Beyond Middle Gate is Chamber Court , home since the earliest days of College to the 70 Scholars who slept , worked , studied , prayed and ate in this quadrangle consisting of Chapel , College Hall , the old schoolroom ( Seventh Chamber ) and dormitories (‘ Chambers ’), then at ground-floor level . At this time , ten Fellows , three chaplains , the Headmaster and an assistant master occupied rooms on the first floor .
From the start , non-Scholars ( or ‘ Commoners ’, a name given to them as they had to pay for their daily food allowance or ‘ commons ’) were educated alongside the Scholars ( though most were accommodated separately ). The statutes provided for ten Commoners ; today , there are over 600 , living in ten separate boarding Houses to the west of the main site .

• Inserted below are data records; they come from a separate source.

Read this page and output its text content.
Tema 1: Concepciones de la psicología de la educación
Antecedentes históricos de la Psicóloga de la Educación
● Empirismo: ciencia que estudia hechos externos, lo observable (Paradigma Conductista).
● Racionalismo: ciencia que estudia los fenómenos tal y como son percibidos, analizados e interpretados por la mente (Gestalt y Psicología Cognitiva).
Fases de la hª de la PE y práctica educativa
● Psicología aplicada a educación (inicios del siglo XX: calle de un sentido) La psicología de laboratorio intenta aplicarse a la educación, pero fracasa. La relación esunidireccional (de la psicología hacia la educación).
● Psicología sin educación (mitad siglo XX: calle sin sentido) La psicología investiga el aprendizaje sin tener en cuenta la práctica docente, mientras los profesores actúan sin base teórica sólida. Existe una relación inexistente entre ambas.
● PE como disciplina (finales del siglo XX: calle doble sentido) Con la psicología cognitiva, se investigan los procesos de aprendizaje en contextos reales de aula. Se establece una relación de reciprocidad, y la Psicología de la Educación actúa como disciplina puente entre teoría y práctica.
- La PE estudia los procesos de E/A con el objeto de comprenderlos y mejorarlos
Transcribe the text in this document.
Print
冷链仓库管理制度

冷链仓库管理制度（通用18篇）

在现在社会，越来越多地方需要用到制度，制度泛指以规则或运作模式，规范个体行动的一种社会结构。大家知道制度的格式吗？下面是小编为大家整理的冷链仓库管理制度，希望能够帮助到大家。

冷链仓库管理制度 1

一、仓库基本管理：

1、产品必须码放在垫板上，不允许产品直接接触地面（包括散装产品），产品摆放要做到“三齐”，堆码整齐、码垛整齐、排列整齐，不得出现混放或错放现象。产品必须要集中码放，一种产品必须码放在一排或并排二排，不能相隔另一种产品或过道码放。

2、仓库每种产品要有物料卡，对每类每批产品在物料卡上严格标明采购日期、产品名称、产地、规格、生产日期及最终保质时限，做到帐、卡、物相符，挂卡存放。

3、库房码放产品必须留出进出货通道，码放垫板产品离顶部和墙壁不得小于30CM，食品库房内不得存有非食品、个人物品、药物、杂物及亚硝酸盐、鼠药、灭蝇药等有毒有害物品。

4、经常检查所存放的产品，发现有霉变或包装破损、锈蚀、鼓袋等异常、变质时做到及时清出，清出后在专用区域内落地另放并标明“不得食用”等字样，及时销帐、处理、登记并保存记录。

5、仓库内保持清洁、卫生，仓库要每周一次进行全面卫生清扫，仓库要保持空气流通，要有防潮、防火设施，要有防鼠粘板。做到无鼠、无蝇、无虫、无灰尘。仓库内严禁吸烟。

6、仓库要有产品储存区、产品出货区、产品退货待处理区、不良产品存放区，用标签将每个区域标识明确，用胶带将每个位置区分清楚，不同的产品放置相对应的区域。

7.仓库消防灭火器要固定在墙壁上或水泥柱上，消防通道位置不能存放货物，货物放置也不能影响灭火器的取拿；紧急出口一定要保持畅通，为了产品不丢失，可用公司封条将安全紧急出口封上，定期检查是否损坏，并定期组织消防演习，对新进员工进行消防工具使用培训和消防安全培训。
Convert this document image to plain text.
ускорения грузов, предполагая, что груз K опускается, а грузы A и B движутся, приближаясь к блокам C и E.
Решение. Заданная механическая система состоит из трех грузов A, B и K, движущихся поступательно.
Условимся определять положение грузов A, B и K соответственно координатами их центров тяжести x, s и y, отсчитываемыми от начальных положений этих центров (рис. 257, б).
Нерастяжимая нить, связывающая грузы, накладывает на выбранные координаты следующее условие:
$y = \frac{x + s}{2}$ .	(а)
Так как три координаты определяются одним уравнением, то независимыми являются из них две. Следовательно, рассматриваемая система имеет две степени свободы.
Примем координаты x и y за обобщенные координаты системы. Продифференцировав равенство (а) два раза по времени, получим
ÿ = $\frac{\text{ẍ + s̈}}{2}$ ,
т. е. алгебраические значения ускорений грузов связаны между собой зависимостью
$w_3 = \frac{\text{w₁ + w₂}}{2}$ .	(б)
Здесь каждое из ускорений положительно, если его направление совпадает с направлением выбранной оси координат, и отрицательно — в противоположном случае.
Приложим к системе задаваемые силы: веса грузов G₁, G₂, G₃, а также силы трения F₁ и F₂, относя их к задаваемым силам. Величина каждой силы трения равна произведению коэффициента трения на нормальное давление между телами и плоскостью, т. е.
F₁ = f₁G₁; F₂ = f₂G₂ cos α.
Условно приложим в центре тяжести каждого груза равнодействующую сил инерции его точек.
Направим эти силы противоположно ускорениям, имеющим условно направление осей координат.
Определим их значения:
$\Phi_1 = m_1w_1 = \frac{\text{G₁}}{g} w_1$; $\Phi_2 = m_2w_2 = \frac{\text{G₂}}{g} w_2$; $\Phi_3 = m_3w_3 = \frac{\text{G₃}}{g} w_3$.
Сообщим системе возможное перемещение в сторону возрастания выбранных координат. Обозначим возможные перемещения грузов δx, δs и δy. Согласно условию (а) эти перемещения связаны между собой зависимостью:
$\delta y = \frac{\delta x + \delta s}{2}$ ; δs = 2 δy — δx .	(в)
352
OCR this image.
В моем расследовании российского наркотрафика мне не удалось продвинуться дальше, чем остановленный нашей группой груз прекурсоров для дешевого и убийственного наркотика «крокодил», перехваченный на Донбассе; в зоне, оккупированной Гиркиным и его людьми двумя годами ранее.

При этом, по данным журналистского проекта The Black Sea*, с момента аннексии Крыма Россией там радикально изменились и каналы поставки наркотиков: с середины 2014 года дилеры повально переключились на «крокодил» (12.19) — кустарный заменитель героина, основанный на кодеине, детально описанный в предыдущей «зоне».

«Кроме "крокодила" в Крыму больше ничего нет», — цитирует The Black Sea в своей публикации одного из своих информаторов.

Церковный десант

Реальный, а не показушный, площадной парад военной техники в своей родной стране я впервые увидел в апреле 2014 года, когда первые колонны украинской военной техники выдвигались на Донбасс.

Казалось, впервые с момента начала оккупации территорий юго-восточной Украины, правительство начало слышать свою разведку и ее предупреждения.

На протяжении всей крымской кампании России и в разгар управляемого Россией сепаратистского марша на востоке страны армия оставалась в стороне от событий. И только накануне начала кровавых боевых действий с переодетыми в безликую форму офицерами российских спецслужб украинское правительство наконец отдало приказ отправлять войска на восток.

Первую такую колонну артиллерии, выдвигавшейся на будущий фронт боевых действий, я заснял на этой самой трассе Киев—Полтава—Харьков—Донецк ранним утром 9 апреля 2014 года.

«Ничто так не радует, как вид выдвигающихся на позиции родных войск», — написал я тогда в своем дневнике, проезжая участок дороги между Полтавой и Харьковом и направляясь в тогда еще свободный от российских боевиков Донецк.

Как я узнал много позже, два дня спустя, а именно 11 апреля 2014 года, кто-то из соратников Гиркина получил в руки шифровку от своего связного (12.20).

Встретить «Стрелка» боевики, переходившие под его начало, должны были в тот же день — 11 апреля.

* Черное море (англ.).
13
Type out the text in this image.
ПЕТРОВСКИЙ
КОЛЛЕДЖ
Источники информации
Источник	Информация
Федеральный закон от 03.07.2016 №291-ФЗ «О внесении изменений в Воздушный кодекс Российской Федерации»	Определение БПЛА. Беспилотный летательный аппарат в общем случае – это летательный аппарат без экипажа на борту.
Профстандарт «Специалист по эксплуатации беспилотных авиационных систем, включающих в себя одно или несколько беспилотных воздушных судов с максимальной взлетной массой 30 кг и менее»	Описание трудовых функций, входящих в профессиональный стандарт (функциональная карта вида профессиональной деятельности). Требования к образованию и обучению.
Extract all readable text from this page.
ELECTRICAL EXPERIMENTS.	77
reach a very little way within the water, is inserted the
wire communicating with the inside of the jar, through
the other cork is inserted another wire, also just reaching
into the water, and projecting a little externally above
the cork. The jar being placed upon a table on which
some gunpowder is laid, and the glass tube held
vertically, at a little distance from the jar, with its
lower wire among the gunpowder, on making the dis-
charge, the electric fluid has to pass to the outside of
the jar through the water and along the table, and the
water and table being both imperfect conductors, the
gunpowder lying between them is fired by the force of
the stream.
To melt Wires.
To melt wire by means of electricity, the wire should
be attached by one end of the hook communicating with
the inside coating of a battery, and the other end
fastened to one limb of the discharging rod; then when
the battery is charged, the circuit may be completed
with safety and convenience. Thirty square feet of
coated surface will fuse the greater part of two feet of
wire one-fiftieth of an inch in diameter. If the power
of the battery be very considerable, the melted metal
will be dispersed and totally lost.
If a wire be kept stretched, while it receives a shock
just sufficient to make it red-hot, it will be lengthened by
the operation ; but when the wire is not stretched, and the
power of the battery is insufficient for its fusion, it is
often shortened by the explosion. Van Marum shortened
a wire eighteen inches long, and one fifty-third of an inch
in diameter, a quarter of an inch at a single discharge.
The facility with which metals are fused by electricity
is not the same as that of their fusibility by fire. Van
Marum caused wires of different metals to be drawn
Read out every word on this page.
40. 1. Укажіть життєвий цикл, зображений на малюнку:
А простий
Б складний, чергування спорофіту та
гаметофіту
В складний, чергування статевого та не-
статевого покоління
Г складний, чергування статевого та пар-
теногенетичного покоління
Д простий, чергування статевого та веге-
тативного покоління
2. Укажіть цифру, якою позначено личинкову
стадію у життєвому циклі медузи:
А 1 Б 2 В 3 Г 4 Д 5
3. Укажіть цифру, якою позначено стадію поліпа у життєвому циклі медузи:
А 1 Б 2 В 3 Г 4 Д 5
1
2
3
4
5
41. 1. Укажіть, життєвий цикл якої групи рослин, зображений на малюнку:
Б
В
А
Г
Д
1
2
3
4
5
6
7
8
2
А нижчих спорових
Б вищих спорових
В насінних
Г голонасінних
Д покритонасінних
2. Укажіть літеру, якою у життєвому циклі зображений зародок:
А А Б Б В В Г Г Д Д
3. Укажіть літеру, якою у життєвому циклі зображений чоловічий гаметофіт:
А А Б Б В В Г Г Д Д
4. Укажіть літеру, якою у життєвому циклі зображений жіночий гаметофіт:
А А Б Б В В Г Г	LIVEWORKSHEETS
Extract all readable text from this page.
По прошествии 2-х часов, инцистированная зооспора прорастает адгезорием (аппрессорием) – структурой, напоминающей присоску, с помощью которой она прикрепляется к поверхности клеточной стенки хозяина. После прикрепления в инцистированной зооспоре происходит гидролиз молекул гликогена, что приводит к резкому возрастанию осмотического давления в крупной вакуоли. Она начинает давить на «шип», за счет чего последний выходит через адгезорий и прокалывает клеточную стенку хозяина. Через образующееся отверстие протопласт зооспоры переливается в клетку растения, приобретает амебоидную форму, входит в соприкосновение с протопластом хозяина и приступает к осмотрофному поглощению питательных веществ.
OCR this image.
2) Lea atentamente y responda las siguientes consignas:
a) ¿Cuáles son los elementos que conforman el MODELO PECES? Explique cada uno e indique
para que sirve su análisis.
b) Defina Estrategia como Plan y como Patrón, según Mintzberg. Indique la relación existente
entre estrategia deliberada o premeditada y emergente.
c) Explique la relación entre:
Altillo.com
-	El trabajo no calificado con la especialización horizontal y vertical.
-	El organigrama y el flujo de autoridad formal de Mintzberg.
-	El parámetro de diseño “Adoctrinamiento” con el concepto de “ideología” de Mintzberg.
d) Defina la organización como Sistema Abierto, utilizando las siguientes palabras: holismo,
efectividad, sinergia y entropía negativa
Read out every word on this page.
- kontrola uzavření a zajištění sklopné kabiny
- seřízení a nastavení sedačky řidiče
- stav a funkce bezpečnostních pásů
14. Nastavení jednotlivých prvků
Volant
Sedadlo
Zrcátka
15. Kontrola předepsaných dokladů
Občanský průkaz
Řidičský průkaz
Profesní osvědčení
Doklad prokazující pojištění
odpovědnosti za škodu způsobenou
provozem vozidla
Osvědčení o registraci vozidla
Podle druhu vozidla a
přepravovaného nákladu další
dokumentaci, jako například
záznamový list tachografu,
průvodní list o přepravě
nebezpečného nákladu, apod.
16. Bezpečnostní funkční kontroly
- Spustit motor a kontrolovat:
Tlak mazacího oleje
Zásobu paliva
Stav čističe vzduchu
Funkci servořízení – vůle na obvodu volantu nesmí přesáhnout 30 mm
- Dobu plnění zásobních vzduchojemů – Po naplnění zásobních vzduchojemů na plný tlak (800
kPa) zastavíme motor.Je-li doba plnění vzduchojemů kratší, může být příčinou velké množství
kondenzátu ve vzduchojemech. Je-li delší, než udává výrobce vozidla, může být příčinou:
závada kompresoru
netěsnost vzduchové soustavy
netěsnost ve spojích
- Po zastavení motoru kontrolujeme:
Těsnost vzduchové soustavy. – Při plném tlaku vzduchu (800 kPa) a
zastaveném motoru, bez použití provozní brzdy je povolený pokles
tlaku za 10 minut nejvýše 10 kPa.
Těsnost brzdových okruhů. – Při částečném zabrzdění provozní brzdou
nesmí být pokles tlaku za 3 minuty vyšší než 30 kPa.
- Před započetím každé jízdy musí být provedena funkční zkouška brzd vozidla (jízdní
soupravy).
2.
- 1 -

College Hall and Chapel occupy the south range of the quadrangle , of dressed stone rather than the vernacular flint used elsewhere . Though much altered since Wykeham ’ s day , both buildings still fulfil the functions established by the Founder : regular prayer and regular feeding , though the quality of food has mercifully improved since the days when meals were identified by different nicknames , all equally unappealing : Cat ’ s Head , Fat Flab , Flesh , Long Dispar , Middle Cut , Rack .
Wykeham entrusted William Wynford ( died 1405 ) with the building of most of the medieval buildings of the school . Wynford , a master mason , had honed his skills at Windsor Castle , Wells Cathedral and New College , Oxford , before starting work at Winchester ( from 1386 ).
Much of the stone he used was shipped from the Isle of Wight , transported by horse and cart before being shaped on site .
On entering Chapel , bright with its late- Georgian glass , look up at the fine painted wooden vaulting above , designed by Hugh Herland , King Richard II ’ s chief carpenter . Thurburn ’ s Chantry is to the south-west ; it contains some of the Chapel ’ s medieval glass , taken out in the 1820s , and repositioned here thanks to the generosity of Kenneth Clark and others . Exit Chapel , go through Seventh Chamber Passage ( the racks on the left-hand side were built for boaters and top hats when boys wore such things , taking them off before entering Chapel ) and turn left into the 14thcentury courtyard of Cloisters , with its 15thcentury chantry chapel ( a place of perpetual prayer for the souls of the dead , built in memory of John Fromond , a steward of the College ’ s estates ).
The walls of Cloisters are decorated with plaques to Wykehamists and College servants , some famous , some obscure . Look for the mountaineer George Leigh Mallory ’ s memorial in the northeast corner , ‘ who was lost to human sight between heaven and earth while attempting to reach the summit of Everest June 8th , 1924 ’. And at the opposite end of East Walk , in a pavement memorial , Latin testimony to the Wykehamist Thomas Welsted , who was killed by a falling stone ‘ and therefore proceeded to Heaven rather than to Oxford ’.